The implication of this infantile promise of salary increase by one of the candidates is that Lagos State would henceforth only use its IGR to settle wages.

This is beside the fact that Lagos’ cumulative monthly receipt is actually IGR + Federal Allocation – Debts (less debts).

I have argued publicly and privately that the bait of salary increase as a definitive  development agenda is epic laziness. This is the same problem I had with selective and non-systemic  micro-economic interventions of the last two federal governments (the incumbent included). Salary increase is desirable, don’t get me wrong. But in the third world, it is often a tactical scam. How do you explain an increase in salary that is immediately counterbalanced by an increase in the prices of primary necessities such as fuel, food and other essential services?

So, I insist that the development path for Lagos State (and the entire Nigeria) in the next 4 years should be a focus on re-planning Lagos, modernising its road networks, and introducing inter and intra city rail and tram systems to permanently eliminate the perennial traffic gridlocks; upgrading education and healthcare systems to make them affordable and world-class; fixing mass water supply and  electricity and extricating the latter from the apron string of federal ‘shobolation’, and; fixing fuel in a manner that frees Lagos from the notorious incompetence of federal interventions in the fuel sub-sector of our energy system, etc.

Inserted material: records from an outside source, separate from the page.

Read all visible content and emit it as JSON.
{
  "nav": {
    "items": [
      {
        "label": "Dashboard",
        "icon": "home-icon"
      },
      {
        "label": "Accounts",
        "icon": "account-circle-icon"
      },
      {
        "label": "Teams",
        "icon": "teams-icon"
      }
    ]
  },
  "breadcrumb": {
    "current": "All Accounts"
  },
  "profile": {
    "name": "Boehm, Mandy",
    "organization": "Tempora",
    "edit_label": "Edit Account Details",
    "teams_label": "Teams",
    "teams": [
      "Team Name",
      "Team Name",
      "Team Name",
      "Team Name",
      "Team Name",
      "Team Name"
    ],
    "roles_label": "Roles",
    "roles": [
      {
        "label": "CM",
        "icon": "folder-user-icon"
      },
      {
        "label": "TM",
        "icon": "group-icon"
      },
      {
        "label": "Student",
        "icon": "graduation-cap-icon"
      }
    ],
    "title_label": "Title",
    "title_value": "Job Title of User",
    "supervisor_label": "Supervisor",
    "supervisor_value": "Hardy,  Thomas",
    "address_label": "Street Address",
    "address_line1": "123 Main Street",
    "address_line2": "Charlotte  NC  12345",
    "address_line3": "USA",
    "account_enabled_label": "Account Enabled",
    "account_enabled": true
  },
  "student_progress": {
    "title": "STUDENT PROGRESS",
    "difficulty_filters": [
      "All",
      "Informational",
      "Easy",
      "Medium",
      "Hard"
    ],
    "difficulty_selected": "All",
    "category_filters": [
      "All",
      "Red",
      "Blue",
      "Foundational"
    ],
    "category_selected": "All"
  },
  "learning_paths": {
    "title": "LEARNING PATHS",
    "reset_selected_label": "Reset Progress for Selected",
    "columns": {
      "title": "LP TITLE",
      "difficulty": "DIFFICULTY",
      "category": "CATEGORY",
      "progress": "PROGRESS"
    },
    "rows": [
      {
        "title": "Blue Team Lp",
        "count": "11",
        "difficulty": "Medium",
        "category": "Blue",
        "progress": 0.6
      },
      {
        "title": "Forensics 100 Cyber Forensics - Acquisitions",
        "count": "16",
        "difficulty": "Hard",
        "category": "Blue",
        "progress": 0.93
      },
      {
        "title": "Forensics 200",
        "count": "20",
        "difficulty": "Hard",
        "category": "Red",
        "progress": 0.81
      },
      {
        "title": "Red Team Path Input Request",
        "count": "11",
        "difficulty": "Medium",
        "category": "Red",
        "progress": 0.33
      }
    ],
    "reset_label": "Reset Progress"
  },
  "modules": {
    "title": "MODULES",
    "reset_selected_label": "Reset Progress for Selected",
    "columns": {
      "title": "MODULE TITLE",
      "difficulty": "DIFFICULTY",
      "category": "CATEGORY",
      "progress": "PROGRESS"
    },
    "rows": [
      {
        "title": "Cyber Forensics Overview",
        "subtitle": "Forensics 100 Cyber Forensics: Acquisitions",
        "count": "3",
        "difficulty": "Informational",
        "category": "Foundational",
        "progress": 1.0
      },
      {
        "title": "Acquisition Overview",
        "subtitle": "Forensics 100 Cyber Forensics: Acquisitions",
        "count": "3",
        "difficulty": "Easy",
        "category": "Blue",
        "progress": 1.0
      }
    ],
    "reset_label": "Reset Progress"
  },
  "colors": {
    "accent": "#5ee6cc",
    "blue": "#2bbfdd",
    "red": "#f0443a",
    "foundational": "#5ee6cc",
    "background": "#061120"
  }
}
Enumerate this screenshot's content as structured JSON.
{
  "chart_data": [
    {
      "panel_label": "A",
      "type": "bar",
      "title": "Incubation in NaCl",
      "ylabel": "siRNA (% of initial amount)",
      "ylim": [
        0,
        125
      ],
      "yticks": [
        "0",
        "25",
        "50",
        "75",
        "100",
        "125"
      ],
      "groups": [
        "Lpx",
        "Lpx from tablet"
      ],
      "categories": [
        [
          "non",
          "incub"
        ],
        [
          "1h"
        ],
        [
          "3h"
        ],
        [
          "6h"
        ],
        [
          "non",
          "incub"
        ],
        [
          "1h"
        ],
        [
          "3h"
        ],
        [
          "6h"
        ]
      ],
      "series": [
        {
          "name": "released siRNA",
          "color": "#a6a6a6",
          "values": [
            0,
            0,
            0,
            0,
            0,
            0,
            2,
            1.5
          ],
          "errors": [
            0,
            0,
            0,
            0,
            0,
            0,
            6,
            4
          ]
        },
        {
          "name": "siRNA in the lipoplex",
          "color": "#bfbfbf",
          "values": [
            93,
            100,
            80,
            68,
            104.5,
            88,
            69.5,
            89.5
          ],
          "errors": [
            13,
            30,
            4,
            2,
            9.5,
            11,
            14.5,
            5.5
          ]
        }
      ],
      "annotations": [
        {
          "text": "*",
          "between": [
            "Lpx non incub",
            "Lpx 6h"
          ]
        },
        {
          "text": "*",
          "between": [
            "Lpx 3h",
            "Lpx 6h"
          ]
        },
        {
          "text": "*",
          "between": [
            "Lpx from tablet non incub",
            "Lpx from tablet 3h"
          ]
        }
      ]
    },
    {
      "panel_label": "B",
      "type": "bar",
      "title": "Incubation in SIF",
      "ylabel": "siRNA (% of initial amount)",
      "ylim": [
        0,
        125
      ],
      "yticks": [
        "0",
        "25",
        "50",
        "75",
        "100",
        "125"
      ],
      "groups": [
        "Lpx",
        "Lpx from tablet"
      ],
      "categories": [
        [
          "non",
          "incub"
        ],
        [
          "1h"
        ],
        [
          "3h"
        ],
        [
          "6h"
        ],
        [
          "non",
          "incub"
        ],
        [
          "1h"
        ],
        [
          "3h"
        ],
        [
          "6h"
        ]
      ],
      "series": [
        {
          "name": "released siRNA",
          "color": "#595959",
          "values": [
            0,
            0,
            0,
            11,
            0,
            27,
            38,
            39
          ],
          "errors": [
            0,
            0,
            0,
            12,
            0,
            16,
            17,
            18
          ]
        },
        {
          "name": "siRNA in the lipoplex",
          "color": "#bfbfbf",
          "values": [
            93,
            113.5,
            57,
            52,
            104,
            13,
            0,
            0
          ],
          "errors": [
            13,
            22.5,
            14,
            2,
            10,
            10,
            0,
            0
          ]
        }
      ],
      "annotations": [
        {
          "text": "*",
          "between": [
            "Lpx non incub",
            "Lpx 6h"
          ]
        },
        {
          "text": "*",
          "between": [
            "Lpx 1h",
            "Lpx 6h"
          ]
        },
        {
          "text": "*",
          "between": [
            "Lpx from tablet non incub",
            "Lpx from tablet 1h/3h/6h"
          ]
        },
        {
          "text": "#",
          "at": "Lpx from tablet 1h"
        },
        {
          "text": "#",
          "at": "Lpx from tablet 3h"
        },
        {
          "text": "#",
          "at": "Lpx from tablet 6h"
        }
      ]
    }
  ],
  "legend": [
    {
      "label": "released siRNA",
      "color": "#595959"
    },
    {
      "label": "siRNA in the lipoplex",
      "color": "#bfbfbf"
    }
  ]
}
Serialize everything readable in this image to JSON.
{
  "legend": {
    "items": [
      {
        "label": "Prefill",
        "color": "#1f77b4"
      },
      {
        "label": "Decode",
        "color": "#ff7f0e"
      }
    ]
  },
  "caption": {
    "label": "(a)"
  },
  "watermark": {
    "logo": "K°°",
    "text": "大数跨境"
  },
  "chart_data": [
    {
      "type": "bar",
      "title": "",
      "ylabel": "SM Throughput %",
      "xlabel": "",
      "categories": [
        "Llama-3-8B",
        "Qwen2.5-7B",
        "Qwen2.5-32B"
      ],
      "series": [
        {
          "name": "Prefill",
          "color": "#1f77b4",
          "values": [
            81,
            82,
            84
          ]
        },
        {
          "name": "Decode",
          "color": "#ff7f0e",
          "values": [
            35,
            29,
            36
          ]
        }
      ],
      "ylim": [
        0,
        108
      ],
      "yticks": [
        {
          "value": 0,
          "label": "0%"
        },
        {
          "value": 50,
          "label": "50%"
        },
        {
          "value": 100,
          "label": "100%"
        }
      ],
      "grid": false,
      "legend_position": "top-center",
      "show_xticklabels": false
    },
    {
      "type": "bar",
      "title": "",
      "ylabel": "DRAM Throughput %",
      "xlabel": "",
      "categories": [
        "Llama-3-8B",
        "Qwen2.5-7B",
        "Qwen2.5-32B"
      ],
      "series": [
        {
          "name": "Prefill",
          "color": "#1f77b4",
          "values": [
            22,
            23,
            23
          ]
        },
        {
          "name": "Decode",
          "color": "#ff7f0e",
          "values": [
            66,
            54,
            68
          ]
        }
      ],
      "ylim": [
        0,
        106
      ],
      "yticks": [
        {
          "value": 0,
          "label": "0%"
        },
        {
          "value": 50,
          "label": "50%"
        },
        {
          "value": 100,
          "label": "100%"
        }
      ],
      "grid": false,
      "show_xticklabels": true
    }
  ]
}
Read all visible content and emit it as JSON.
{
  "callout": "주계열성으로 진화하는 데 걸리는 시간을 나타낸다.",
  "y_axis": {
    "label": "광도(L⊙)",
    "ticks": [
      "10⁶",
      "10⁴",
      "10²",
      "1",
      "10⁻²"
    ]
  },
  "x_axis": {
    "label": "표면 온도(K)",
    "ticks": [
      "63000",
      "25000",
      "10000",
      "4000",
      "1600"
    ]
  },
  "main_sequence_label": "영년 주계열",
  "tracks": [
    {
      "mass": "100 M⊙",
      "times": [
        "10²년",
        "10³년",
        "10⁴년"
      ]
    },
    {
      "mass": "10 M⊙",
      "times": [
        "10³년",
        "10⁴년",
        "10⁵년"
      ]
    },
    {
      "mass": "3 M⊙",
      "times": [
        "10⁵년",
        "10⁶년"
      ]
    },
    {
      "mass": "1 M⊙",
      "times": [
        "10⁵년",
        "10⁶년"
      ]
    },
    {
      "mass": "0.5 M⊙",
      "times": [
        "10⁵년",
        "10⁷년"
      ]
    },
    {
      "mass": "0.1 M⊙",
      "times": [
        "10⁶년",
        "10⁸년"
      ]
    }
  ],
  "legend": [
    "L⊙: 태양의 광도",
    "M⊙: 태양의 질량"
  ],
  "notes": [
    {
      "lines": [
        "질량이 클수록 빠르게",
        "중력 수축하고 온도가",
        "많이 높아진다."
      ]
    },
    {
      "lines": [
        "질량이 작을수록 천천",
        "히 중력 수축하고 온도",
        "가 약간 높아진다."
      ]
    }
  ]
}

Again I insist that once the infrastructure commonwealth is fixed, it would have cascading  impacts on the pockets of civil servants. For clarity, if a worker can board a tram or train in Ajah and alight at Surulere 30 minutes later with a fare ticket of N50, his entire transportation cost to work per month could be reduced to N2,000. Now, imagine if his shared energy cost could enjoy similar reduction. Ditto healthcare and education costs for his family and other dependants etc.

Yet, none of my great plans above can happen if the next federal government is opposed to Lagos State!

Way out?

Vote Sanwo-Olu.

Let us return Sanwo-Olu so that we can have the opportunity to see Lagos fully leveraging the benefits of having a Lagosian preside in Aso Rock.